- Original language: English
- Written by: Roger MacDougall
- Genre: Comedy
- Setting: A cottage in Surrey, present day

Premiere
- Date: 11 September 1950
- Place: Theatre Royal, Nottingham

= To Dorothy, a Son =

1950 play

To Dorothy, a Son is a 1950 comedy play by the British writer Roger MacDougall. The plot revolves around a complex inheritance in which the American ex-wife of a man tries to prevent his current pregnant wife giving birth before a certain day, in order that she can claim the money.

It premiered at the Theatre Royal, Nottingham before it transferred to London's West End where it ran for 515 performances between 23 November 1950 and 16 February 1952 initially at the Savoy Theatre before moving to the Garrick Theatre. The original London cast included Richard Attenborough, Sheila Sim, Yolande Donlan and Gwenda Wilson. A 1951 Broadway version at the John Golden Theatre, with adaptations by Otis Bigelow and a cast that included Ronald Howard and Glynis Johns, lasted for just 8 performances.
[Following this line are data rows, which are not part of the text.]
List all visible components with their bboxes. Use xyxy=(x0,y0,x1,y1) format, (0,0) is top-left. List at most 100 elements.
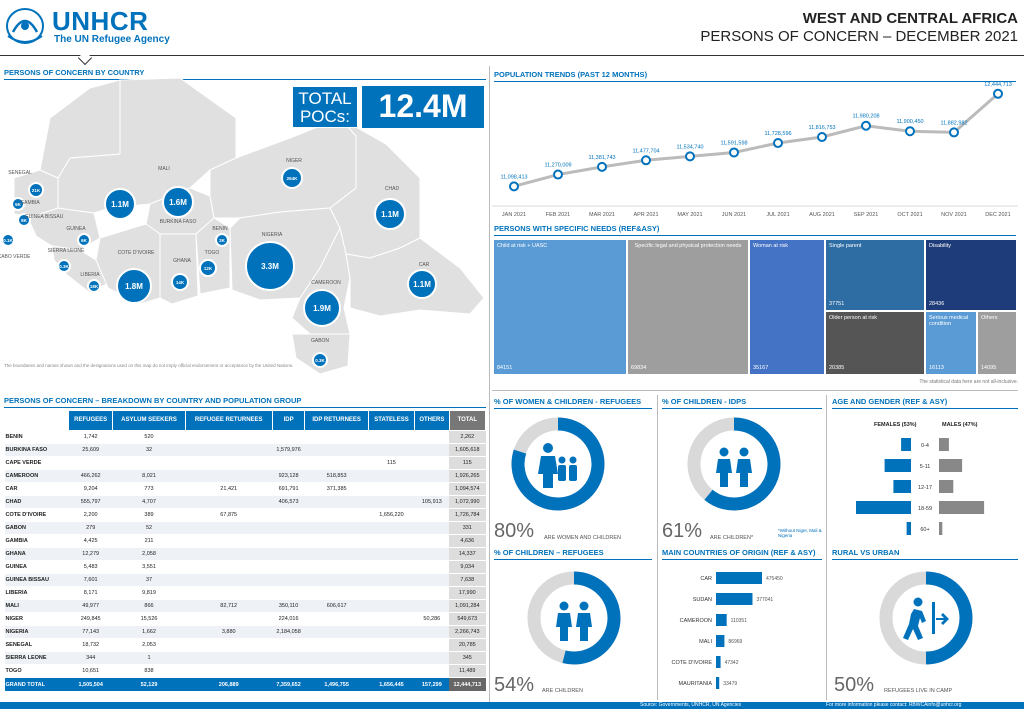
table-cell: 866 xyxy=(112,599,186,613)
divider xyxy=(657,395,658,700)
table-cell xyxy=(185,521,273,535)
specific-needs-treemap: Child at risk + UASC 84151 Specific legal … xyxy=(494,240,1016,374)
map-bubble-value: 1.1M xyxy=(413,280,431,289)
treemap-tile-value: 69834 xyxy=(631,365,647,371)
table-cell: 77,143 xyxy=(68,625,113,639)
table-cell xyxy=(185,664,273,678)
female-bar xyxy=(856,501,911,514)
table-cell xyxy=(414,625,450,639)
table-cell xyxy=(368,560,415,574)
table-cell xyxy=(304,547,369,561)
table-cell xyxy=(414,469,450,483)
table-cell xyxy=(304,521,369,535)
table-cell: 3,880 xyxy=(185,625,273,639)
treemap-tile: Disability 28436 xyxy=(926,240,1016,310)
map-bubble-value: 1.1M xyxy=(111,200,129,209)
age-group-label: 60+ xyxy=(920,527,929,533)
treemap-note: The statistical data here are not all-in… xyxy=(919,379,1018,385)
treemap-tile-value: 20385 xyxy=(829,365,845,371)
treemap-tile-value: 35167 xyxy=(753,365,769,371)
trend-x-tick: APR 2021 xyxy=(633,212,658,218)
table-cell xyxy=(272,508,305,522)
table-header-cell: IDP RETURNEES xyxy=(304,410,369,431)
table-cell: 1,605,618 xyxy=(449,443,486,457)
female-bar xyxy=(906,522,911,535)
male-bar xyxy=(939,438,949,451)
map-bubble xyxy=(199,259,217,277)
table-row: CHAD 555,797 4,707 406,573 105,913 1,072,990 xyxy=(4,495,486,509)
table-cell: 105,913 xyxy=(414,495,450,509)
map-bubble-value: 0.3K xyxy=(59,264,69,269)
origin-bar xyxy=(716,593,753,605)
origin-bar xyxy=(716,572,762,584)
table-cell xyxy=(414,599,450,613)
table-cell: 1,505,504 xyxy=(68,677,113,692)
logo-text: UNHCR xyxy=(52,6,149,36)
treemap-tile: Others 14095 xyxy=(978,312,1016,374)
table-cell: 4,636 xyxy=(449,534,486,548)
trend-point xyxy=(685,151,695,162)
table-country-cell: NIGER xyxy=(4,612,69,626)
treemap-tile: Woman at risk 35167 xyxy=(750,240,824,374)
origins-bar-chart: CAR 475450 SUDAN 377041 CAMEROON 110351 MALI 86… xyxy=(672,572,783,689)
table-row: BURKINA FASO 25,609 32 1,579,976 1,605,618 xyxy=(4,443,486,457)
map-bubble xyxy=(77,233,91,247)
table-cell: 691,791 xyxy=(272,482,305,496)
children-idp-title: % OF CHILDREN - IDPs xyxy=(662,397,822,409)
map-bubble-value: 1.6M xyxy=(169,198,187,207)
table-cell xyxy=(414,651,450,665)
table-cell: 1,742 xyxy=(68,430,113,444)
female-bar xyxy=(884,459,911,472)
women-children-donut xyxy=(511,417,605,511)
table-cell xyxy=(185,638,273,652)
map-bubble xyxy=(281,167,303,189)
origin-value-label: 33479 xyxy=(723,681,737,687)
table-country-cell: CAR xyxy=(4,482,69,496)
trend-data-label: 11,477,704 xyxy=(632,148,659,154)
table-cell xyxy=(368,664,415,678)
table-cell xyxy=(414,430,450,444)
table-cell: 7,638 xyxy=(449,573,486,587)
children-icon xyxy=(716,447,752,487)
table-cell xyxy=(68,456,113,470)
table-country-cell: NIGERIA xyxy=(4,625,69,639)
treemap-tile-label: Woman at risk xyxy=(753,243,789,249)
trend-x-tick: MAY 2021 xyxy=(677,212,702,218)
table-cell: 7,359,652 xyxy=(272,677,305,692)
map-disclaimer: The boundaries and names shown and the d… xyxy=(4,363,294,368)
male-bar xyxy=(939,522,943,535)
origin-bar xyxy=(716,677,720,689)
origin-country-label: CAMEROON xyxy=(680,618,712,624)
map-country-label: BURKINA FASO xyxy=(160,219,197,225)
table-cell xyxy=(414,508,450,522)
table-row: SENEGAL 18,732 2,053 20,785 xyxy=(4,638,486,652)
table-cell xyxy=(304,456,369,470)
table-header-cell: STATELESS xyxy=(367,410,416,431)
children-idp-note: *Without Niger, Mali & Nigeria xyxy=(778,528,822,538)
table-cell xyxy=(272,560,305,574)
table-cell xyxy=(368,534,415,548)
map-bubble xyxy=(11,197,25,211)
table-country-cell: GABON xyxy=(4,521,69,535)
table-cell: 10,651 xyxy=(68,664,113,678)
trend-data-label: 11,381,743 xyxy=(588,155,615,161)
map-bubble-value: 1.1M xyxy=(381,210,399,219)
table-cell: 52,129 xyxy=(112,677,186,692)
children-idp-donut xyxy=(687,417,781,511)
children-ref-donut xyxy=(527,571,621,665)
table-country-cell: CAMEROON xyxy=(4,469,69,483)
origin-bar xyxy=(716,635,725,647)
males-label: MALES (47%) xyxy=(942,422,978,428)
table-row: NIGER 249,845 15,526 224,016 50,286 549,673 xyxy=(4,612,486,626)
table-cell xyxy=(304,495,369,509)
table-cell xyxy=(304,508,369,522)
children-icon xyxy=(556,601,592,641)
table-country-cell: CAPE VERDE xyxy=(4,456,69,470)
table-header-cell xyxy=(4,410,69,431)
treemap-tile: Specific legal and physical protection n… xyxy=(628,240,748,374)
origin-country-label: COTE D'IVOIRE xyxy=(672,660,713,666)
map-country-label: MALI xyxy=(158,166,170,172)
map-bubble-value: 14K xyxy=(176,280,185,285)
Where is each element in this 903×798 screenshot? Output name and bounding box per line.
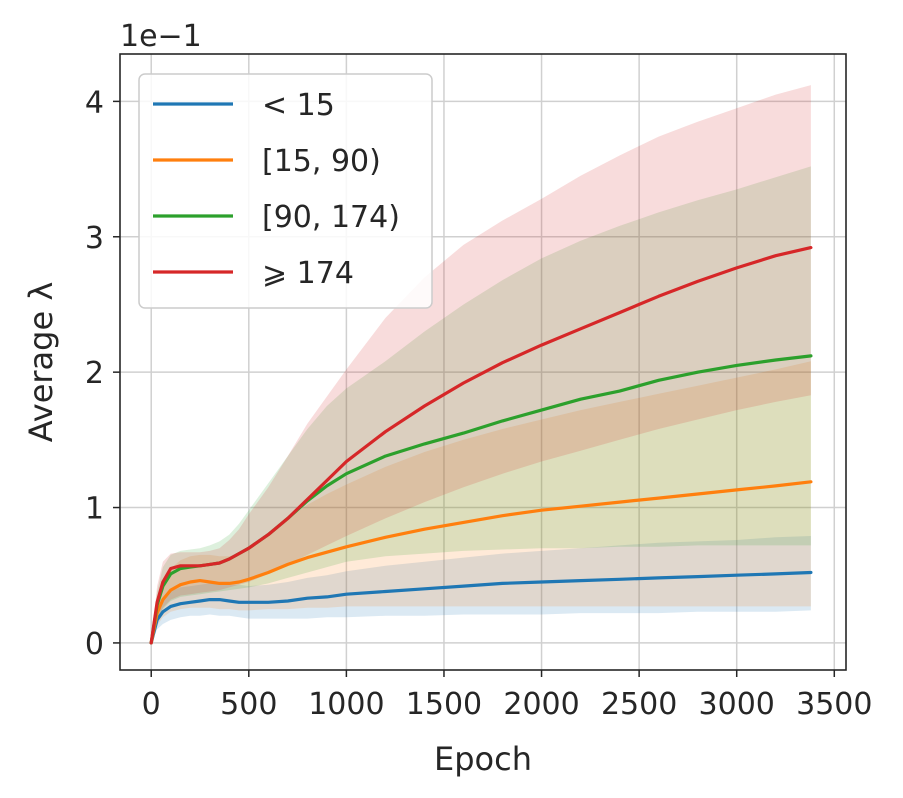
y-tick-label: 2 <box>85 356 104 391</box>
legend-label-4: ⩾ 174 <box>262 256 354 291</box>
x-tick-label: 2000 <box>503 687 579 722</box>
x-tick-label: 2500 <box>601 687 677 722</box>
legend-label-3: [90, 174) <box>262 200 400 235</box>
line-series-1 <box>149 570 813 645</box>
x-tick-label: 500 <box>220 687 277 722</box>
legend: < 15 [15, 90) [90, 174) ⩾ 174 <box>138 73 433 309</box>
x-tick-label: 0 <box>142 687 161 722</box>
line-series-2 <box>149 480 813 645</box>
band-series-1 <box>151 536 811 643</box>
x-tick-label: 3500 <box>796 687 872 722</box>
band-series-3 <box>151 166 811 643</box>
x-axis-title: Epoch <box>434 740 532 778</box>
plot-frame <box>119 53 847 671</box>
line-series-4 <box>149 246 813 645</box>
legend-label-2: [15, 90) <box>262 144 381 179</box>
y-tick-label: 4 <box>85 85 104 120</box>
y-scale-label: 1e−1 <box>120 19 202 54</box>
y-axis-title: Average λ <box>22 282 60 443</box>
series-lines <box>149 246 813 645</box>
y-tick-label: 1 <box>85 492 104 527</box>
band-series-2 <box>151 361 811 643</box>
legend-box <box>138 73 433 309</box>
y-tick-label: 0 <box>85 627 104 662</box>
axis-ticks: 0 500 1000 1500 2000 2500 3000 3500 0 1 2 3 4 <box>85 85 873 722</box>
x-tick-label: 1500 <box>406 687 482 722</box>
legend-label-1: < 15 <box>262 88 335 123</box>
x-tick-label: 1000 <box>308 687 384 722</box>
band-series-4 <box>151 85 811 643</box>
y-tick-label: 3 <box>85 221 104 256</box>
x-tick-label: 3000 <box>699 687 775 722</box>
confidence-bands <box>151 85 811 643</box>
It was revived in 1976 with Leslie Phillips and Hilary Pritchard in the cast.

==Film adaptation==
In 1954 it was made into the film To Dorothy a Son directed by Muriel Box and starring Shelley Winters, John Gregson and Peggy Cummins.

==Bibliography==
- Goble, Alan. The Complete Index to Literary Sources in Film. Walter de Gruyter, 1999.
- Wearing, J.P. The London Stage 1950-1959: A Calendar of Productions, Performers, and Personnel. Rowman & Littlefield, 2014.